Baca: 20 Penyelam Cari WNA Asal Amerika yang Hilang di Teluk Ambon
Nia menegaskan, pemberian status kewarganegaraan ganda bagi WNI dan WNA pernikahan campuran dan keturunannya tidak berarti akan melemahkan loyalitas mereka kepada negara asalnya termasuk loyalitas WNI terhadap Negara Kesatuan Republik Indonesia (NKRI).
"Kami mengusulkan WNI yang memperoleh kewarganegaraan negara pasangan-nya, tidak perlu melepaskan kewarganegaraan Indonesianya.
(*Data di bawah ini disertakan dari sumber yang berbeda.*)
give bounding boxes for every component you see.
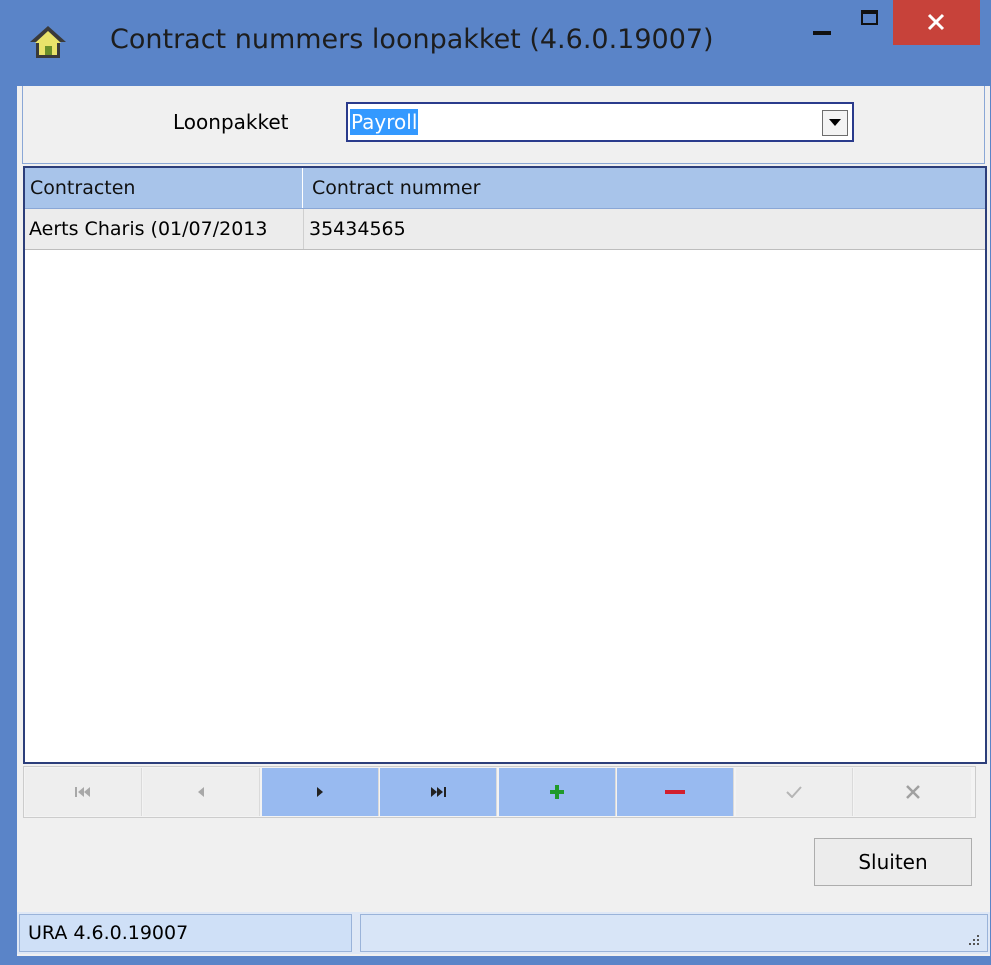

Seseorang dapat mencintai keduanya (dua kewarganegaraan) dengan sama kuat, tapi dengan cara yang berbeda," jelasnya.
Dia menambahkan, aturan undang-undang yang berlaku di Indonesia saat ini memang menjadi kendala bagi WNI yang melakukan pernikahan campuran.
Dia menegaskan UU yang berlaku saat ini membatasi hal WNI yang ingin berkeluarga dengan pasangan WNA-nya. Mereka juga menjadi terbatasi dalam akses memperoleh pekerjaan dan memiliki tempat tinggal.
Anak hasil pernikahan campuran juga kehilangan hak untuk mempertahankan identitas asalnya.
"Bagi anak kami, hal tersebut seperti menantikan vonis pengadilan yang akan berdampak untuk kelangsungan hidup anak tersebut, seperti diharuskan memilih antara lebih sayang ibu atau ayah," kata Julia Mace, pendiri APAB.
Soal akses mendapat pekerjaan, kesempatan pasangan campuran dalam mencari nafkah dipersempit oleh peraturan ketenagakerjaan di Undang-Undang No 13 Tahun 2003, Pasal 1 ayat 13.
Dia menyebutkan ada pembatasan persyaratan-persyaratan dan jabatan-jabatan tertentu dalam perusahaan untuk WNA dari keluarga perkawinan campuran yang diberlakukan sama dengan WNA murni lainnya.
"Hal itu menyebabkan sangat sulitnya kehidupan keluarga kami dalam mencari nafkah dan terancam tidak dapat bekerja untuk memenuhi kebutuhan hidup kami," sebutnya.
Dia menambahkan, keluarga perkawinan campuran kehilangan hak kepemilikan tempat tinggal untuk dapat diwariskan ke pasangan dan keturunannya karena adanya kaitan antara dua undang-undang, yaitu
Undang-undang Pokok Agraria No 5 Tahun 1960, Pasal 20 & 21 dengan Undang-undang
Perkawinan No 1 Tahun 1974 Pasal 35.
"Hak Milik atas tempat tinggal/tanah seharusnya berlaku juga bagi pasangan WNA yang menikah
secara sah dengan WNI karena telah diakui keberadaannya di Indonesia dengan diberikannya
Izin Tinggal Tetap pada Undang-Undang Nomor 6 Tahun 2011 tentang Keimigrasian," tegasnya.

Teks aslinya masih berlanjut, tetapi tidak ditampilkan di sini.